Whole roasted cauliflower with tahini and harissa
This looks (slightly) like the maray disco cauliflower. Those who know it, will recognise it. BUT this is different. All the sauces are very different, and Maray’s cooking method are much more advanced than mine.
My cauliflower is steamed, with well salted water, then baked, to get the surface of the florets brown.
Now, the recipe looks like there are loads of different components, but once you have all the ingredients, all the sauces take about 10 minutes to whip up.
Method
Slice your cauliflower in half, and remove the leaves from the outside.
To a large saucepan, or steamer, add your water, and a generous pinch of salt.
Steam your cauliflower half for around 10 minutes, or until tender.
Remove your cauliflower from the heat, then leave to cool slightly.
Preheat your oven to 200°C, and start to mix together your sauces - for the tahini sauce, add everything to a small bowl, mixing well, and adjusting to taste.
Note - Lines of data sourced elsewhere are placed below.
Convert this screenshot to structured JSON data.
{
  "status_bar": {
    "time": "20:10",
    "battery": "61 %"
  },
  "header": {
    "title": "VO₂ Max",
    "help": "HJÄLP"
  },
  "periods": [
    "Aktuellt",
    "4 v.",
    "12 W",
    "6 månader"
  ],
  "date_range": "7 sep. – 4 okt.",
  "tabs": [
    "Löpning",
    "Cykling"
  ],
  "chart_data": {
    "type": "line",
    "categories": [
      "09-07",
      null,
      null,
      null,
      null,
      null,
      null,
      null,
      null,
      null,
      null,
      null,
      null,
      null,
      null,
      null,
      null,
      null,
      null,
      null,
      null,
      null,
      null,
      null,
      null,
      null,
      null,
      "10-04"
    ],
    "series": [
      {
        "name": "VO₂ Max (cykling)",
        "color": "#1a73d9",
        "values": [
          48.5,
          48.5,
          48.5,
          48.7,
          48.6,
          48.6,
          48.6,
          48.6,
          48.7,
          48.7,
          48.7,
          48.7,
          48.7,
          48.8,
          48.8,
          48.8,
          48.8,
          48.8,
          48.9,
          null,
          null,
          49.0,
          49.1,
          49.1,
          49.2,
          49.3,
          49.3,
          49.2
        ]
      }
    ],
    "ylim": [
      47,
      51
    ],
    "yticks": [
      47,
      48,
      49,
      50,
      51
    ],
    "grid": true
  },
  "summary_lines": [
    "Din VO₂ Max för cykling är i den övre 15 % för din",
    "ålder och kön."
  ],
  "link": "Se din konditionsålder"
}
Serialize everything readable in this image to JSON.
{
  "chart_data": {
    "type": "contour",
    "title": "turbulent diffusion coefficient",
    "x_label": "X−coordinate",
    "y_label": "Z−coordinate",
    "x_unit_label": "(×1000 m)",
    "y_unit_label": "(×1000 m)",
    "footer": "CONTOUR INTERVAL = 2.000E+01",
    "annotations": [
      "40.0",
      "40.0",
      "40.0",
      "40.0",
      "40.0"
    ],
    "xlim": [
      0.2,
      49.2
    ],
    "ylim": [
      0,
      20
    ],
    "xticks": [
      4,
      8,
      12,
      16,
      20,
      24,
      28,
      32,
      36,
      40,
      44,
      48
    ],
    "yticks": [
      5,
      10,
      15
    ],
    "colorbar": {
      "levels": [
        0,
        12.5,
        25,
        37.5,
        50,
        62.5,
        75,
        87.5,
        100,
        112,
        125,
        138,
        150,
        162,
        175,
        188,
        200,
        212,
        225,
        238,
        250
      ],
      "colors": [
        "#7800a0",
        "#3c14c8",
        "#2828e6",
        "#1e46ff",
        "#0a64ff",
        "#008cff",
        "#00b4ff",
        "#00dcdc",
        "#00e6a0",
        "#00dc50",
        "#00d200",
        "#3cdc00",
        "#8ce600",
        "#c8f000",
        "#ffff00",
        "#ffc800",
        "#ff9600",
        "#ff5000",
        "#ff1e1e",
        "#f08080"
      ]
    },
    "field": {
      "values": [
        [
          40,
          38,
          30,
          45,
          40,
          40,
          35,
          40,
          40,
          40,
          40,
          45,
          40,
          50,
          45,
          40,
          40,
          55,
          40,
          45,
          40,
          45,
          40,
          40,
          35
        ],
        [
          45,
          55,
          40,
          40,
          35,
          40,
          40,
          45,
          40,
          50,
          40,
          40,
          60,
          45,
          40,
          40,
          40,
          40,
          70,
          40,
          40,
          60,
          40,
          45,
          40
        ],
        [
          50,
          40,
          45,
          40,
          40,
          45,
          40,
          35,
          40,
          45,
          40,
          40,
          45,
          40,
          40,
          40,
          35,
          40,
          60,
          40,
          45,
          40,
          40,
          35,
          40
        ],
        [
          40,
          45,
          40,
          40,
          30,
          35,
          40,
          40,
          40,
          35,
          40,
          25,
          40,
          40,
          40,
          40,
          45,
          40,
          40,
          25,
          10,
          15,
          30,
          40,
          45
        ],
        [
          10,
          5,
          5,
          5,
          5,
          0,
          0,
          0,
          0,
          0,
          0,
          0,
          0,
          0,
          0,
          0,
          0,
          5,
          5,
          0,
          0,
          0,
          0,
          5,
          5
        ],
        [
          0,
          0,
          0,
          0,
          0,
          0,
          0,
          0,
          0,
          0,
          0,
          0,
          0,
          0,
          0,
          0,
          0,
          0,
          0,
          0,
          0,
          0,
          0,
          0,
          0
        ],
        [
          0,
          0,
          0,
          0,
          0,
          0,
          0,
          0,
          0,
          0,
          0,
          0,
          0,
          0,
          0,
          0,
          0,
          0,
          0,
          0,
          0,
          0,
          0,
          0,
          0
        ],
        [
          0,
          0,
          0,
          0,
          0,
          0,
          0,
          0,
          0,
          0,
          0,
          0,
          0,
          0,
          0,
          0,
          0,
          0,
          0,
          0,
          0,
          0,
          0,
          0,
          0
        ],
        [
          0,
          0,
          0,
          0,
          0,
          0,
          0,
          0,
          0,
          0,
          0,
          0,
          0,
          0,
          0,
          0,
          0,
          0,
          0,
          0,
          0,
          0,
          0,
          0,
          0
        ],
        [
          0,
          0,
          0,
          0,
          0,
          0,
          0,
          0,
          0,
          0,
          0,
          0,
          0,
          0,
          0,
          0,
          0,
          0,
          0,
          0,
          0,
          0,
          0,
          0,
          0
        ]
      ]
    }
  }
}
You want it to be a drizzly consistency. Do the same with the harissa. Leave your herb oil until last.
Before you make your herb oil, add your cauliflower to a small baking tray. Drizzle with olive oil, and rub the miso over the surface.
Bake your cauliflower for 10-15 minutes, or until it’s slightly browned.
In the meantime, chop your coriander, spring onions and parsley finely, and mix with the rest of the herb oil ingredients, or blend.
Once the cauliflower is done, plate up. Drizzle over each of your sauces, and top with toasted flaked almonds, pomegranate seeds, if you have them, and chopped fresh herbs.
Notes + Variations:
You could also cook this in the airfryer - i’d do it for 10-15 minutes, or until the cauliflower starts to brown.